Filter values¶
Filter rows where column matches specified values exactly.
Usage¶
The following are the step's expected inputs and outputs and their specific types.
filter_values(ds_in: dataset, {"param": value}) -> (ds_out: dataset)
where the object {"param": value}
is optional in most cases and if present may contain any of the parameters described in the
corresponding section below.
Example¶
To create a new dataset keeping only those rows where values in the "salary" column are either "low" or "high".
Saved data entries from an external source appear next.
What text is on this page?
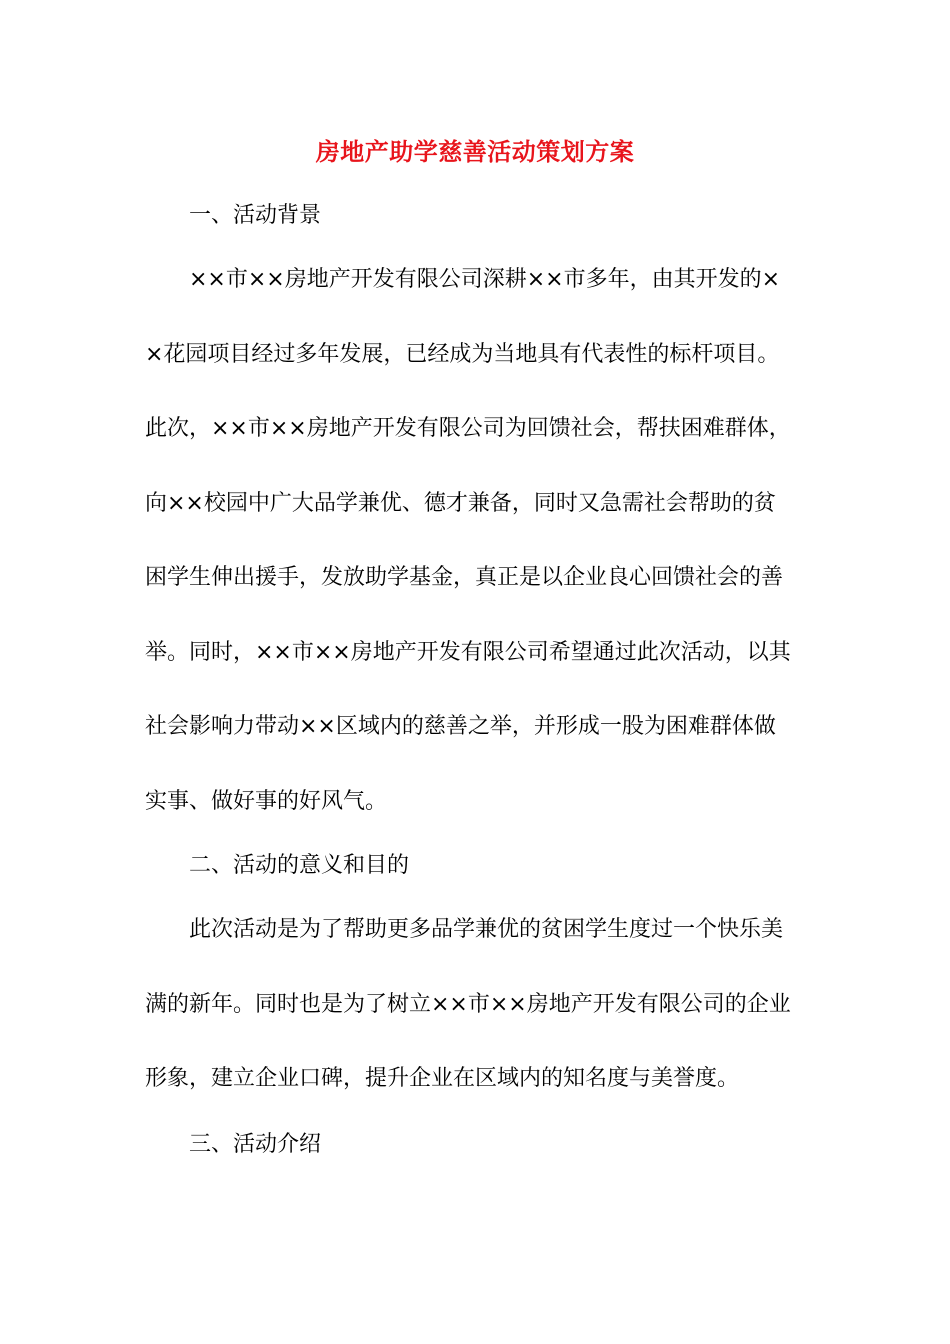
房地产助学慈善活动策划方案
一、活动背景
××市××房地产开发有限公司深耕××市多年，由其开发的×
×花园项目经过多年发展，已经成为当地具有代表性的标杆项目。
此次，××市××房地产开发有限公司为回馈社会，帮扶困难群体，
向××校园中广大品学兼优、德才兼备，同时又急需社会帮助的贫
困学生伸出援手，发放助学基金，真正是以企业良心回馈社会的善
举。同时，××市××房地产开发有限公司希望通过此次活动，以其
社会影响力带动××区域内的慈善之举，并形成一股为困难群体做
实事、做好事的好风气。
二、活动的意义和目的
此次活动是为了帮助更多品学兼优的贫困学生度过一个快乐美
满的新年。同时也是为了树立××市××房地产开发有限公司的企业
形象，建立企业口碑，提升企业在区域内的知名度与美誉度。
三、活动介绍
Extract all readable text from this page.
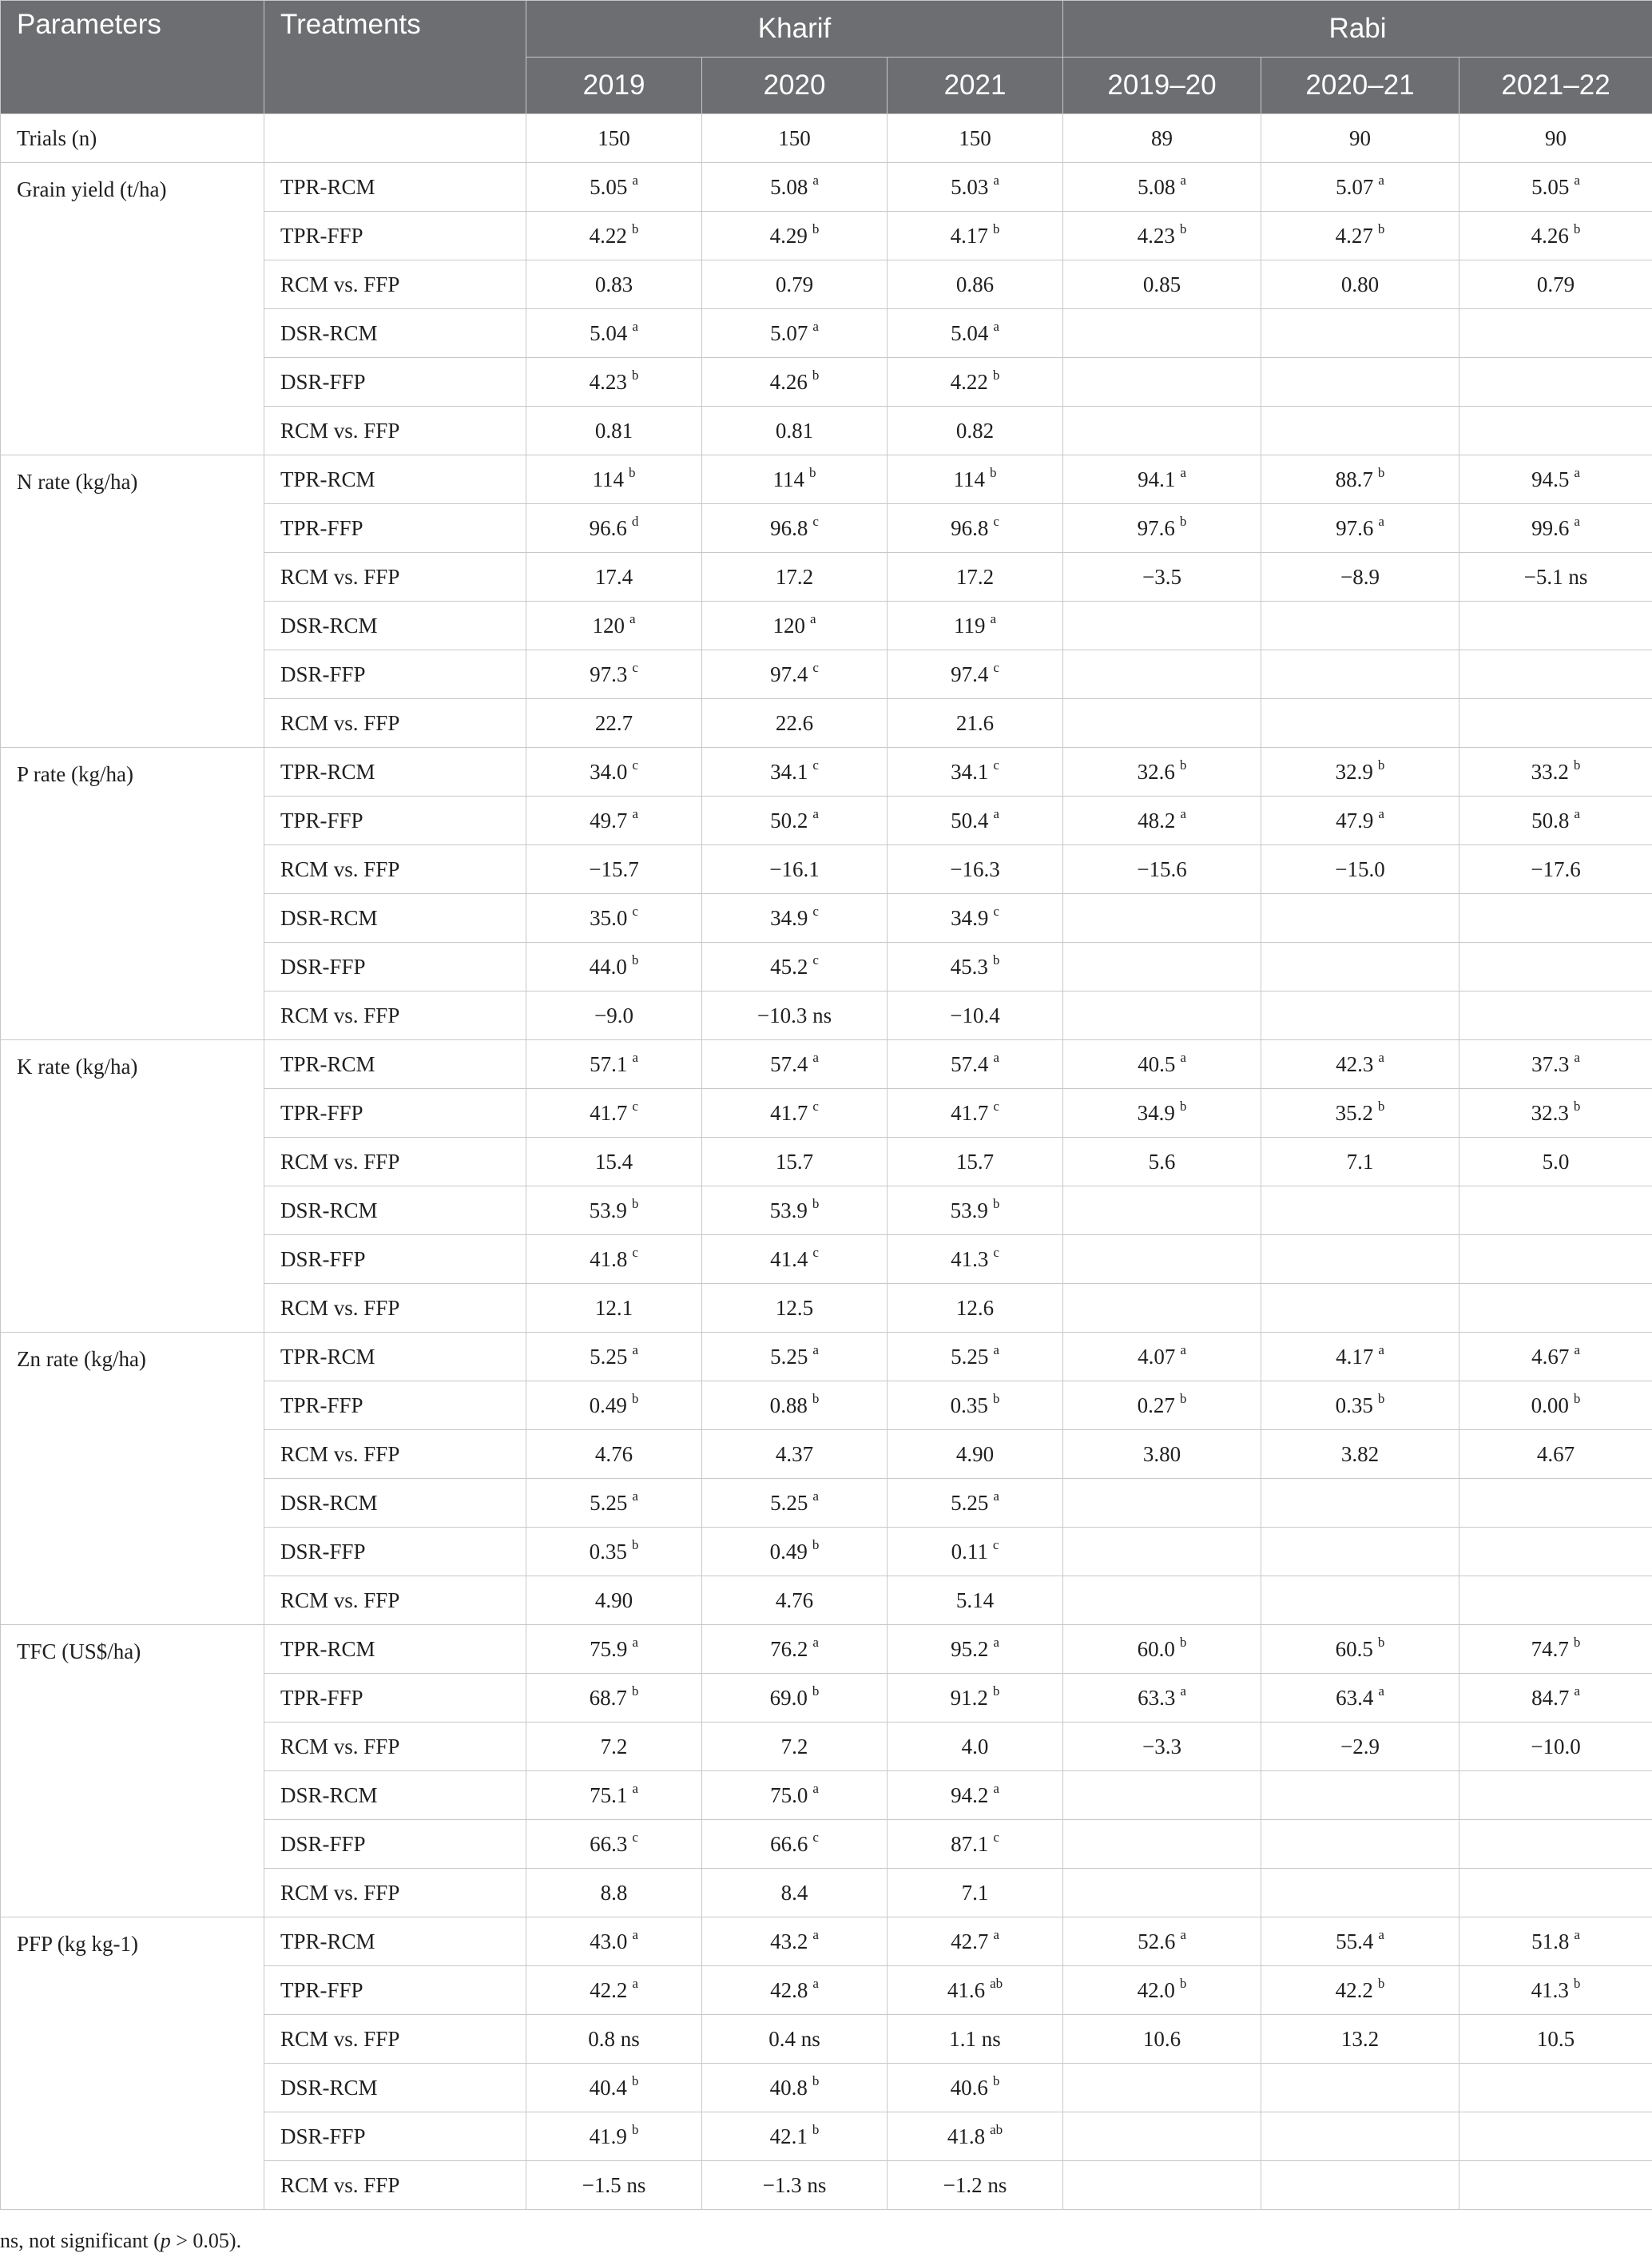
Parameters	Treatments	Kharif			Rabi		
		2019	2020	2021	2019–20	2020–21	2021–22
Trials (n)		150	150	150	89	90	90
Grain yield (t/ha)	TPR-RCM	5.05 $^a$	5.08 $^a$	5.03 $^a$	5.08 $^a$	5.07 $^a$	5.05 $^a$
	TPR-FFP	4.22 $^b$	4.29 $^b$	4.17 $^b$	4.23 $^b$	4.27 $^b$	4.26 $^b$
	RCM vs. FFP	0.83	0.79	0.86	0.85	0.80	0.79
	DSR-RCM	5.04 $^a$	5.07 $^a$	5.04 $^a$			
	DSR-FFP	4.23 $^b$	4.26 $^b$	4.22 $^b$			
	RCM vs. FFP	0.81	0.81	0.82			
N rate (kg/ha)	TPR-RCM	114 $^b$	114 $^b$	114 $^b$	94.1 $^a$	88.7 $^b$	94.5 $^a$
	TPR-FFP	96.6 $^d$	96.8 $^c$	96.8 $^c$	97.6 $^b$	97.6 $^a$	99.6 $^a$
	RCM vs. FFP	17.4	17.2	17.2	−3.5	−8.9	−5.1 ns
	DSR-RCM	120 $^a$	120 $^a$	119 $^a$			
	DSR-FFP	97.3 $^c$	97.4 $^c$	97.4 $^c$			
	RCM vs. FFP	22.7	22.6	21.6			
P rate (kg/ha)	TPR-RCM	34.0 $^c$	34.1 $^c$	34.1 $^c$	32.6 $^b$	32.9 $^b$	33.2 $^b$
	TPR-FFP	49.7 $^a$	50.2 $^a$	50.4 $^a$	48.2 $^a$	47.9 $^a$	50.8 $^a$
	RCM vs. FFP	−15.7	−16.1	−16.3	−15.6	−15.0	−17.6
	DSR-RCM	35.0 $^c$	34.9 $^c$	34.9 $^c$			
	DSR-FFP	44.0 $^b$	45.2 $^c$	45.3 $^b$			
	RCM vs. FFP	−9.0	−10.3 ns	−10.4			
K rate (kg/ha)	TPR-RCM	57.1 $^a$	57.4 $^a$	57.4 $^a$	40.5 $^a$	42.3 $^a$	37.3 $^a$
	TPR-FFP	41.7 $^c$	41.7 $^c$	41.7 $^c$	34.9 $^b$	35.2 $^b$	32.3 $^b$
	RCM vs. FFP	15.4	15.7	15.7	5.6	7.1	5.0
	DSR-RCM	53.9 $^b$	53.9 $^b$	53.9 $^b$			
	DSR-FFP	41.8 $^c$	41.4 $^c$	41.3 $^c$			
	RCM vs. FFP	12.1	12.5	12.6			
Zn rate (kg/ha)	TPR-RCM	5.25 $^a$	5.25 $^a$	5.25 $^a$	4.07 $^a$	4.17 $^a$	4.67 $^a$
	TPR-FFP	0.49 $^b$	0.88 $^b$	0.35 $^b$	0.27 $^b$	0.35 $^b$	0.00 $^b$
	RCM vs. FFP	4.76	4.37	4.90	3.80	3.82	4.67
	DSR-RCM	5.25 $^a$	5.25 $^a$	5.25 $^a$			
	DSR-FFP	0.35 $^b$	0.49 $^b$	0.11 $^c$			
	RCM vs. FFP	4.90	4.76	5.14			
TFC (US$/ha)	TPR-RCM	75.9 $^a$	76.2 $^a$	95.2 $^a$	60.0 $^b$	60.5 $^b$	74.7 $^b$
	TPR-FFP	68.7 $^b$	69.0 $^b$	91.2 $^b$	63.3 $^a$	63.4 $^a$	84.7 $^a$
	RCM vs. FFP	7.2	7.2	4.0	−3.3	−2.9	−10.0
	DSR-RCM	75.1 $^a$	75.0 $^a$	94.2 $^a$			
	DSR-FFP	66.3 $^c$	66.6 $^c$	87.1 $^c$			
	RCM vs. FFP	8.8	8.4	7.1			
PFP (kg kg-1)	TPR-RCM	43.0 $^a$	43.2 $^a$	42.7 $^a$	52.6 $^a$	55.4 $^a$	51.8 $^a$
	TPR-FFP	42.2 $^a$	42.8 $^a$	41.6 $^{ab}$	42.0 $^b$	42.2 $^b$	41.3 $^b$
	RCM vs. FFP	0.8 ns	0.4 ns	1.1 ns	10.6	13.2	10.5
	DSR-RCM	40.4 $^b$	40.8 $^b$	40.6 $^b$			
	DSR-FFP	41.9 $^b$	42.1 $^b$	41.8 $^{ab}$			
	RCM vs. FFP	−1.5 ns	−1.3 ns	−1.2 ns			
ns, not significant (p > 0.05).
filter_values(ds, {"column": "salary", "values": ["low", "high"]}) -> (ds_filtered)
More examples
Or, using the exclude
parameter to drop rows where "salary" values are either "low" or "high":
filter_values(ds, {"column": "salary", "values": ["low", "high"], "exclude": true}) -> (ds_filtered)
Inputs¶
ds_in: dataset
An input dataset to filter.
Outputs¶
ds_out: dataset
A new dataset containing the same columns as the input dataset but only those rows passing the filter condition.
Parameters¶
column: string
Name of column to be matched against the specified values
values: number | string | array[number | string]
Only rows matching these values exactly will be included in the resulting dataset. May be a single value or a list of values to be matched.
Example parameter values:
"the"
["the", "cat"]
2
[2, 3]
exclude: boolean = False
if true
, only rows not matching the specified values
will be included in the resulting dataset.